Lawyers for ‘Outer Banks’ creators challenged NC teacher’s lawsuit. Judge dismissed it

A high school English teacher who accused Netflix of ripping off his treasure-hunting young adult novel to create the hit Netflix series “Outer Banks” lost his case Tuesday when a federal judge determined he failed to show any substantial similarities between the two works.

In a 25-page opinion, U.S. District Judge Timothy C. Batten Sr. said Kevin Wooten’s 2016 book “Pennywise: The Hunt for Blackbeard’s Treasure!” had a significantly different plot, characterization, mood, pace and settings than the Netflix original.

“To be sure, both works involve shipwrecks and treasure hunts,” Batten said. “But to analyze their plots at such a high level of abstraction would render every work involving a hunt for buried treasure susceptible to copyright infringement.”

The suit named Netflix and “Outer Banks” co-creators Josh Pate, Jonas Pate and Daniel Burk as defendants.

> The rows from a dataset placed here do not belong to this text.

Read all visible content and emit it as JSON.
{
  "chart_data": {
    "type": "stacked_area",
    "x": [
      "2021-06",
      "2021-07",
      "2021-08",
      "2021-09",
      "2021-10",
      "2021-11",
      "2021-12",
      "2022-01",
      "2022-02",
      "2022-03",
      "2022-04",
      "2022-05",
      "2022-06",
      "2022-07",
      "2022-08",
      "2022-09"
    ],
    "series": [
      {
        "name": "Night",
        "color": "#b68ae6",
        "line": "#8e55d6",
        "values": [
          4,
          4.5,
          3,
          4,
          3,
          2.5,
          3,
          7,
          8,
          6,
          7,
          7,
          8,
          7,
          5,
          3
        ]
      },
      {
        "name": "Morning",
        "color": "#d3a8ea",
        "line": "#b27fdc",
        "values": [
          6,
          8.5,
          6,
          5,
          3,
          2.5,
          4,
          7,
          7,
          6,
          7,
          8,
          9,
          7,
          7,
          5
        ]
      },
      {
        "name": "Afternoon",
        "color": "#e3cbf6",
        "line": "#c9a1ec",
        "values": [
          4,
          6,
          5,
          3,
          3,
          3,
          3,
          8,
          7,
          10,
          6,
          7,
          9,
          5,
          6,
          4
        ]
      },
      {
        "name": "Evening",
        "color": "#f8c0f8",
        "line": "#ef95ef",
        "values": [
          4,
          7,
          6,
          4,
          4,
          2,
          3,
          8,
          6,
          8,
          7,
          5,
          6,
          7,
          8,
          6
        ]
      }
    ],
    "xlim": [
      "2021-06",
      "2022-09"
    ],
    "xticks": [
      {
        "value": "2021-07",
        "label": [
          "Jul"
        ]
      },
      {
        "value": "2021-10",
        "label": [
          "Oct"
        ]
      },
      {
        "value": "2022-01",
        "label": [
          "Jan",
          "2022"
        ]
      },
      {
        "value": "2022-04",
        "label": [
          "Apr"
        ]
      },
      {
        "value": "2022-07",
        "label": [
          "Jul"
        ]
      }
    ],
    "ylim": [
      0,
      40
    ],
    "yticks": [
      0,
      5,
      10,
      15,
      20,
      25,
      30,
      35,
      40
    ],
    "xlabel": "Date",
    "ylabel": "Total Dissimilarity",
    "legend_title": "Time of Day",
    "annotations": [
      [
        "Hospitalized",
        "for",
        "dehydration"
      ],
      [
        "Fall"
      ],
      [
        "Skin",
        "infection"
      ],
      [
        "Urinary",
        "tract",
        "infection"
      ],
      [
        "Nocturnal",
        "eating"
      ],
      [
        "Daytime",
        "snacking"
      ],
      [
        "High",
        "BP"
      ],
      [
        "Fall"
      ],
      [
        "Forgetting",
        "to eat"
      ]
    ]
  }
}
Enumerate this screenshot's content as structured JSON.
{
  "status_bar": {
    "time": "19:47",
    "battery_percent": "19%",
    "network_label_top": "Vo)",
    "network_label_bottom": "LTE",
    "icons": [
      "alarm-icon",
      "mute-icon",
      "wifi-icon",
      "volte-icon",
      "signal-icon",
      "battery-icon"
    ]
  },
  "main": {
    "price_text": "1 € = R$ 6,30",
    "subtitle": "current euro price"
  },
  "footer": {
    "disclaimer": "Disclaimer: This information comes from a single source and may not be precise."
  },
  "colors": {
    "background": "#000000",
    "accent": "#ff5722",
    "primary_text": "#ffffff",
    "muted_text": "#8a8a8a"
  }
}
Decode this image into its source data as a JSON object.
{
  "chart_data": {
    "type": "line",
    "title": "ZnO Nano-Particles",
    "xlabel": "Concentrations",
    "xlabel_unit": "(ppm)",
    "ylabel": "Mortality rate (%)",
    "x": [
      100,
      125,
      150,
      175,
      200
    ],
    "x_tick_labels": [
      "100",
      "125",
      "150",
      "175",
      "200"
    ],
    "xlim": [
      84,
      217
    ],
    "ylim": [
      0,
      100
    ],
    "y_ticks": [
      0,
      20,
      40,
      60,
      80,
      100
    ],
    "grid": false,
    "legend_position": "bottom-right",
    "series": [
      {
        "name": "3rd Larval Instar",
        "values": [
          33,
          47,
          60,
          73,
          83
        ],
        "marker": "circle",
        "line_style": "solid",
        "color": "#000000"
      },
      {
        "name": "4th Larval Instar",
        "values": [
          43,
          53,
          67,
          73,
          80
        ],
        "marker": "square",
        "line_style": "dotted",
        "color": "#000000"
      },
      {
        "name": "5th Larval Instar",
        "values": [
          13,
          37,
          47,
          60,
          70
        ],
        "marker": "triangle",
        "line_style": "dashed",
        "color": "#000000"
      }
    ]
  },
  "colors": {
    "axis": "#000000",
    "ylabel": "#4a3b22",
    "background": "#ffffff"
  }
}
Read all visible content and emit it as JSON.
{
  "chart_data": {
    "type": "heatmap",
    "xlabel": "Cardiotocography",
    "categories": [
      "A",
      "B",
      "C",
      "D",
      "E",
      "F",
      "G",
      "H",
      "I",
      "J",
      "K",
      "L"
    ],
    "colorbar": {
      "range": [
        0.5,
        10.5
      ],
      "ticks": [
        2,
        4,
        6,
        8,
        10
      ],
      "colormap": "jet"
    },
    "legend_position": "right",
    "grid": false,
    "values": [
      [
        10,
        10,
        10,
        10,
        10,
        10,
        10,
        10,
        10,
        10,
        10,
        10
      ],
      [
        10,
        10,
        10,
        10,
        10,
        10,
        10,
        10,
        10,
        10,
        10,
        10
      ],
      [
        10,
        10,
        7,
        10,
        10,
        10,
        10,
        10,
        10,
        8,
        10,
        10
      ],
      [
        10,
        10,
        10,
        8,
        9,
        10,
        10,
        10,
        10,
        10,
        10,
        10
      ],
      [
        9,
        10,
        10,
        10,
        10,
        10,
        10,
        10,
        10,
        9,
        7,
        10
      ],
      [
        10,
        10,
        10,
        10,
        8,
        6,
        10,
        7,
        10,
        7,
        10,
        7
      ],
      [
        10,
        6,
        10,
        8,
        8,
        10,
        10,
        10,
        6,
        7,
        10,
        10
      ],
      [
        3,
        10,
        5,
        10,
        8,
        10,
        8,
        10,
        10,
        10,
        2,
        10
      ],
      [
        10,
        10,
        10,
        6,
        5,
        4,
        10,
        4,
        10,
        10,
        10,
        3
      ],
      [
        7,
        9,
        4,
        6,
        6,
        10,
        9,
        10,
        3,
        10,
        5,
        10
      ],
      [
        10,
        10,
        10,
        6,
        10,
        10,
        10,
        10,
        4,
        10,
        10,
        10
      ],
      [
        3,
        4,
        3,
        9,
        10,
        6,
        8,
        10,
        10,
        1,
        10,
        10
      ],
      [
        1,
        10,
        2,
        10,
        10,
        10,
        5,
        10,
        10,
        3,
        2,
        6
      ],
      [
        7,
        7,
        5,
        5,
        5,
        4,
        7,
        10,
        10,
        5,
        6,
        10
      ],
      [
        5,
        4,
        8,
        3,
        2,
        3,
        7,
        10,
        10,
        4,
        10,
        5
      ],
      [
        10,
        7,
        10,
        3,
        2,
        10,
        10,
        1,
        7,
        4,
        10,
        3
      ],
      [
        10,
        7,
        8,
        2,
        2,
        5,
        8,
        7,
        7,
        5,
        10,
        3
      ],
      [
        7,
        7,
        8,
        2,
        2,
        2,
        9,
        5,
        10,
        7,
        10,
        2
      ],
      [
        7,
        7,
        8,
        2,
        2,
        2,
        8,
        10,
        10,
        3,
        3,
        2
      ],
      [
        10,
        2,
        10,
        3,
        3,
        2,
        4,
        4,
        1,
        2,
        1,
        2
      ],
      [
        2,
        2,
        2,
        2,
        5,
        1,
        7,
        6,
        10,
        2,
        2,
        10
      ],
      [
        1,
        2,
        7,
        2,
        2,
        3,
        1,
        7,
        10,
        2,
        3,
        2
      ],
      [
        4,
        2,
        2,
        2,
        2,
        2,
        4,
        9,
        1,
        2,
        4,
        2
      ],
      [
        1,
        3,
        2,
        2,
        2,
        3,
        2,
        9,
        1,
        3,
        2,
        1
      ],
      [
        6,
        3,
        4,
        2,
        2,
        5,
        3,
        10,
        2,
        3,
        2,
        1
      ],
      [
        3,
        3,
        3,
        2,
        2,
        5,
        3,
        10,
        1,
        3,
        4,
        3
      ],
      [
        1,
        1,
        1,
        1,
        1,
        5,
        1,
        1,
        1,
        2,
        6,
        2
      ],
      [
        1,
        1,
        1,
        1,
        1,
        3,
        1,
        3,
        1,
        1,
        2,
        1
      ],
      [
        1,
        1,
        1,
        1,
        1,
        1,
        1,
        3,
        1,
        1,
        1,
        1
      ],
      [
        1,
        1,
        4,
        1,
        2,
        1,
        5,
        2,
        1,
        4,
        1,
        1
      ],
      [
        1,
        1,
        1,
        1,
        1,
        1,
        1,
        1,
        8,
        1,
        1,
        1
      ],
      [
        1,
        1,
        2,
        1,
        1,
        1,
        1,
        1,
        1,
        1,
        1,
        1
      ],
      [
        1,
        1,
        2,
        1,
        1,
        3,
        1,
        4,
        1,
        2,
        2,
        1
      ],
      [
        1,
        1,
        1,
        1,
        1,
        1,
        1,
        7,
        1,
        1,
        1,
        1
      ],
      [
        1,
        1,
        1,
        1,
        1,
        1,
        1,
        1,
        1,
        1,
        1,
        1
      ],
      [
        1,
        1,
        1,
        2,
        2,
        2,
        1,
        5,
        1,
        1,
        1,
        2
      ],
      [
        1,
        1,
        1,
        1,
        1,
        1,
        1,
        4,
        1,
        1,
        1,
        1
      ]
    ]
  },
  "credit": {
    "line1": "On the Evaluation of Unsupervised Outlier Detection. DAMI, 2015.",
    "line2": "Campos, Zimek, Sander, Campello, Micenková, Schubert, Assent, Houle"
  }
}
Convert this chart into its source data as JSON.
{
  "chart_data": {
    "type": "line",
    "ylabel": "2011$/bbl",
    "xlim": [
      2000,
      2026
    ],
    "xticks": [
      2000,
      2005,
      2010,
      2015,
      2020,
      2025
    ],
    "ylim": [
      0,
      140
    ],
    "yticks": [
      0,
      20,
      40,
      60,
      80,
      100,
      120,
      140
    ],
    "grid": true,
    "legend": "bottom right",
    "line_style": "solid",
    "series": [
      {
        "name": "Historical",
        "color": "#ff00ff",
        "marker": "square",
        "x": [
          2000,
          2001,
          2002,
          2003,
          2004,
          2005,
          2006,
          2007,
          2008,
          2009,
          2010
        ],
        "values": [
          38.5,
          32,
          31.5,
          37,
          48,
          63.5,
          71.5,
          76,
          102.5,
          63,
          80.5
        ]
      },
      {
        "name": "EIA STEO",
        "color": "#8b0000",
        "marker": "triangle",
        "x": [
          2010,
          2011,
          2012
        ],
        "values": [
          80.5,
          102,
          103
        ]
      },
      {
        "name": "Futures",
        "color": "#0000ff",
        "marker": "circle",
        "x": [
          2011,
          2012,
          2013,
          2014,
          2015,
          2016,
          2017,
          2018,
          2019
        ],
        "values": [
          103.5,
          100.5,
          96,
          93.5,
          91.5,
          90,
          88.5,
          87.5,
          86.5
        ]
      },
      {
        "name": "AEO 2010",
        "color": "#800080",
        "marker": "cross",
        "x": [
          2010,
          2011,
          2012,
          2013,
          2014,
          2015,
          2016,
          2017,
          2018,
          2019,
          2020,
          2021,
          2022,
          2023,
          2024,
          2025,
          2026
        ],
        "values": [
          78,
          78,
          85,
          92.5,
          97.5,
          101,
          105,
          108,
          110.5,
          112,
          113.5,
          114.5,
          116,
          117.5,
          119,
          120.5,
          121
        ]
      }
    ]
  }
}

Jonas Pate declined to comment on their behalf in a statement to McClatchy News on Wednesday.

Lawyers representing Wooten did not immediately respond to a request for comment.

“Outer Banks” premiered on Netflix in April 2020. The show was largely a hit, and Netflix confirmed production for a second season was underway in July.

Wilmington resident Jonas Pate steps behind the camera while directing an episode of the new Netflix series, “Outer Banks,” which he co-created and co-wrote.
Wilmington resident Jonas Pate steps behind the camera while directing an episode of the new Netflix series, “Outer Banks,” which he co-created and co-wrote.

Wooten is an English and creative writing teacher who lives in Hamptonville, North Carolina, about 65 miles north of Charlotte. He sued Netflix and the show’s creators for copyright infringement just before Christmas.

According to court filings, Wooten’s novel “Pennywise” centers on a former creationist professor searching for Blackbeard’s treasure with his middle school-aged twin nephews along with their family dog Skipper. The treasure contains the Holy Grail, and the professor wants to protect it from an evil scientist named “Darwin” who “plans to test Jesus’s DNA, prove he was an ordinary man, and undermine Christianity,” defense attorneys said.

“Outer Banks,” meanwhile, stars four teenagers on the North Carolina coast searching for hidden treasure and includes elements of class and poverty, physical abuse, drugs and sexuality.

In a seven-page chart attached to his complaint, Wooten’s attorneys laid out the reported similarities between his self-published novel and the Netflix series. They said the two works shared similar characters — a group of four “treasure hunters” — and related clues.

But the judge said Tuesday many of those similarities seemed “random.”

In one example, Wooten compared a clue his characters discovered in the wing of a bird to a clue labeled “For Bird” in the TV show. The “Outer Banks” clue referenced a nickname given to one of the protagonists by his father.

“The fact that the word ‘bird’ is present in both narratives is entirely innocuous and of no significance in an infringement analysis,” Batten said.

He also found many of the comparable scenes fall under what’s known as “scènes à faire,” meaning stock scenes that are common in a particular genre and not protected by copyright.

“(Wooten) highlights that both works involve chases through mausoleums or graveyards, the retrieval of treasure from a deep shaft, and the discovery of clues in old portraits,” Batten said. “But each of these events ‘naturally arise[s] from the generalized theme of’ a treasure hunt.”

As for specific ideas in the two works, the judge determined the plot of Wooten’s “religious narrative” looked nothing like that of “Outer Banks,” the characters “share few similarities, even when painted with the broadest brush,” and the mood and pace of the two stories “vary greatly.”

His opinion largely echoed arguments made by defense attorneys in a previous motion to toss the suit, which described the two works as “radically different.”

Defense attorneys for Netflix and the co-creators accused Wooten of “cherry-picking” similarities, saying any parallels between the middle-aged hero and his two nephews in Wooten’s novel and the “Outer Banks” protagonists are “at best misleading and at worst absurd.”

The motion to dismiss also called out “problematic gender stereotypes” Wooten made between a dog in his novel and the character Kiara in “Outer Banks.” Wooten had described them as exhibiting masculine and feminine characteristics because the male dog was “protective as a mother” and Kiara, a teenage girl, was a “tomboy.”

“Plaintiff’s (offensive) effort to compare a pet to a complex central character highlights his inability to identify comparable characters,” the motion states.

Tuesday’s opinion dismisses Wooten’s case with prejudice, meaning he is not allowed to refile the complaint on the same grounds.